Fostering the right organization culture is paramount to an employer’s ability to exploit KM and HPM  

               

In a recent study, employers who were asked to rank factors affecting employee performance most decisively selected organization culture - by nearly twice the number of the votes received for employee health issues. The unveiling of this data surprised researchers at the Institute for Health and Productivity Management (IHPM).

Knowledge management expert Larry Stevens points to the significance of organization culture, in Knowledge Management Magazine, December 2000, by honing in on issues affecting the ability of organizations to exploit the benefits of KM programs. Stevens espouses the opinion that an organization must be “socially ready” to become a knowledge organization before its “tacit” knowledge can be audited i.e. identified, valued, and then exploited.

The nebulous, but critical nature of tacit knowledge is highlighted in the definition given by J.S. ATHERTON (2002) in “Learning and Teaching: Tacit knowledge.”  Tacit knowledge by his definition “is the term used to describe the stock of expertise within an organization which is not written down or even formally expressed, but may nevertheless be essential to its effective operation.”

The foregoing implies that the fundamental process of exploiting the benefits of KM, and mining the organization’s undocumented store of tacit knowledge, in particular, is a task which is best achieved by fostering a health and well being centric organizational culture. Even though achieving this objective may present a formidable task for most employers, every employer must accept the challenge to ensure that its organization culture would facilitate exploitation of KM programs, and contribute to maintaining or achieving a competitive advantage with stakeholders it now counts or hopes to attract as clients in the knowledge-based marketplace of the 21st Century.
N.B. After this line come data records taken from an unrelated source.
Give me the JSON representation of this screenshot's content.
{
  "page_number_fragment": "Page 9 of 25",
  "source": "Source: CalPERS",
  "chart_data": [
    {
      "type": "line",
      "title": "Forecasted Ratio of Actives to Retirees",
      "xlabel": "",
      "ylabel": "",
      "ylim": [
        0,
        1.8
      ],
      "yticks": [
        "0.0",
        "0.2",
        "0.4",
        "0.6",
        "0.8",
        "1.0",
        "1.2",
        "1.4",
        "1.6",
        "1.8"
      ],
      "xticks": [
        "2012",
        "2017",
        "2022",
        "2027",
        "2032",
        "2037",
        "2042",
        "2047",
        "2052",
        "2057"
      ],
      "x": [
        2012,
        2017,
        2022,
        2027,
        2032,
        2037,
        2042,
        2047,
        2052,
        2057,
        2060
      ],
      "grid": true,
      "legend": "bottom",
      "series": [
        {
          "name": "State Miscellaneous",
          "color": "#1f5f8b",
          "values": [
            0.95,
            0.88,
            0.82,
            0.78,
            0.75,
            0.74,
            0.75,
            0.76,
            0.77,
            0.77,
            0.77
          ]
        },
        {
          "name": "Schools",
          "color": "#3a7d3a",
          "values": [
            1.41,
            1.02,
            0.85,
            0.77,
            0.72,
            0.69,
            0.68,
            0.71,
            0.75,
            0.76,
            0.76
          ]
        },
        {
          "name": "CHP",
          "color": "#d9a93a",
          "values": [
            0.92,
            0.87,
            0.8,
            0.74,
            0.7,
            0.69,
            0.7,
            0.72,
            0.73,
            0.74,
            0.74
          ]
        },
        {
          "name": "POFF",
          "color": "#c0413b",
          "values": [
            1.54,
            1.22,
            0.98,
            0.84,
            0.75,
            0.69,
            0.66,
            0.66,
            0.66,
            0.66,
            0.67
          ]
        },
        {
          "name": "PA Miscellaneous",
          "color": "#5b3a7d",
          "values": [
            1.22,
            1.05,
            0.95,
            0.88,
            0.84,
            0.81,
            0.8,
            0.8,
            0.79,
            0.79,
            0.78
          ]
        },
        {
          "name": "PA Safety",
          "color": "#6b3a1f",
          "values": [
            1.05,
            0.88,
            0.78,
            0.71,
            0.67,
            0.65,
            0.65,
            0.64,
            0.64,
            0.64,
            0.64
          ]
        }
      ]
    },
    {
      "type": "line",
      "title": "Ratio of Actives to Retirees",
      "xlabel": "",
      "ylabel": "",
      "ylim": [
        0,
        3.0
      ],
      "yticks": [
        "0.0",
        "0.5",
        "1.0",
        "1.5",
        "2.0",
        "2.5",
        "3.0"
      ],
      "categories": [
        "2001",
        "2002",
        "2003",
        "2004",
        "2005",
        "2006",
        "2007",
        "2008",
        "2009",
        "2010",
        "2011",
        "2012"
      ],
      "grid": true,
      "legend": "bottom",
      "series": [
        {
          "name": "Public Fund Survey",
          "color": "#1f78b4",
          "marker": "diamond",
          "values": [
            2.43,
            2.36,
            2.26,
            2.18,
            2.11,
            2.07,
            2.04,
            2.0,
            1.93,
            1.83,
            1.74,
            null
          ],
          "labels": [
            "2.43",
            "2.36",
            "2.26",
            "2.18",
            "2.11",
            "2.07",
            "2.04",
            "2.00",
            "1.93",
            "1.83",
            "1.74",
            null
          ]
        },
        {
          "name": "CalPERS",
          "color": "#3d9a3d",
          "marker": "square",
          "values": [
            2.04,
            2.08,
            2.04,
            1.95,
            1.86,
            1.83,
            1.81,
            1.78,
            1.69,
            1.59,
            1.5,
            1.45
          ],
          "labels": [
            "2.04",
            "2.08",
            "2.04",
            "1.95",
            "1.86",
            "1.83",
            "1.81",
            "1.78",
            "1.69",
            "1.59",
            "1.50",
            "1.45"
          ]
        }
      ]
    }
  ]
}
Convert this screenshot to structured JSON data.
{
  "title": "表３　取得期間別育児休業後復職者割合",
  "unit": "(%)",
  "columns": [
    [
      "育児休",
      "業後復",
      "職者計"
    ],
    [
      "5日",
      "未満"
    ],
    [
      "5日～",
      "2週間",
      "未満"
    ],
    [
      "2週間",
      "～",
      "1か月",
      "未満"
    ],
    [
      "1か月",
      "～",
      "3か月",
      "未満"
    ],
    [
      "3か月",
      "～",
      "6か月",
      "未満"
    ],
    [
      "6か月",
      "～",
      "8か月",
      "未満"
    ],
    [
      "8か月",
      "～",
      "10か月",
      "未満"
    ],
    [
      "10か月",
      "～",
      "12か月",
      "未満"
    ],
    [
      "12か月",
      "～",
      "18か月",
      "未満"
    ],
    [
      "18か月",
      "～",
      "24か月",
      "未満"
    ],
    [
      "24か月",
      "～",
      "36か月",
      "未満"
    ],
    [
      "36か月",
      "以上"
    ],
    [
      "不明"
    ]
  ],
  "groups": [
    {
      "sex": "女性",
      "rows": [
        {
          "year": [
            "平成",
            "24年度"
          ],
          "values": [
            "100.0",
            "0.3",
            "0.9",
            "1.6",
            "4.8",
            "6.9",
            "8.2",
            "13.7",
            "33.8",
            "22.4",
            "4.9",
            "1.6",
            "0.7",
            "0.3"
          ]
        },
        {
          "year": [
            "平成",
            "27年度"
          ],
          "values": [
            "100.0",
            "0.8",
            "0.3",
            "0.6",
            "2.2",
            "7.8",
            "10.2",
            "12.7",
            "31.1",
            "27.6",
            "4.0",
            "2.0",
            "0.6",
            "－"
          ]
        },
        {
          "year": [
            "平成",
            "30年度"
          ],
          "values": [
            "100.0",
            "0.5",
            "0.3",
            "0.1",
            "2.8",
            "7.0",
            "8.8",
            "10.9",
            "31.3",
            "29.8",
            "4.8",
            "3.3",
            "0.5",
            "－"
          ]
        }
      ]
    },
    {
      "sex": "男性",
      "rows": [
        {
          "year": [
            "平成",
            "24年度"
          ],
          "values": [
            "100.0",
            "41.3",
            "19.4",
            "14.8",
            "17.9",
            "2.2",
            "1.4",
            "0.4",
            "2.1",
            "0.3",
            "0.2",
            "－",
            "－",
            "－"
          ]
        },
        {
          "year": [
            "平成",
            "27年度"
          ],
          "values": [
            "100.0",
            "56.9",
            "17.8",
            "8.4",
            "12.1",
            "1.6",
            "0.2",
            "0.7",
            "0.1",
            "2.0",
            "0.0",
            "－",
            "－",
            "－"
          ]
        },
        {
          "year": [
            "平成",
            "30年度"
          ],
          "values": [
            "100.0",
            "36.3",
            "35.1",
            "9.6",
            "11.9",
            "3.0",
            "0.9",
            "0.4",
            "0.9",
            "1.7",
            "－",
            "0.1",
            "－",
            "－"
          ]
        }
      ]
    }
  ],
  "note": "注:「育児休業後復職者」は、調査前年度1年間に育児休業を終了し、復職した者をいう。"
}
Employers are cautioned that barriers to identifying, valuing, and then exploiting tacit knowledge almost certainly exist in every organization. The British National Health System (NHS) which is embarked on a major KM project suggests that people are generally disposed to sharing information. At the same time, the NHS documents numerous reasons why people may be unwillingly to, or simply do not share.

Knowledge sharing is a critical element of any business strategy for achieving success in our knowledge-based economy, and management may implicitly attempt to communicate as much with its policies and procedures. There is no guarantee, however, that policy will equate with reality unless fostering the right organization culture is paramount and reins supreme among the strategic objectives targeted by management.

Every employer should therefore consider conducting a social-readiness test to learn whether a knowledge sharing environment is functioning or will function within its organization culture. After taking steps to satisfy this requirement, management must then proceed with auditing its human capital assets to identify, value, then exploit its “tacit” knowledge. This will ensure it is positioned to compete successfully in the marketplace of the 21st Century.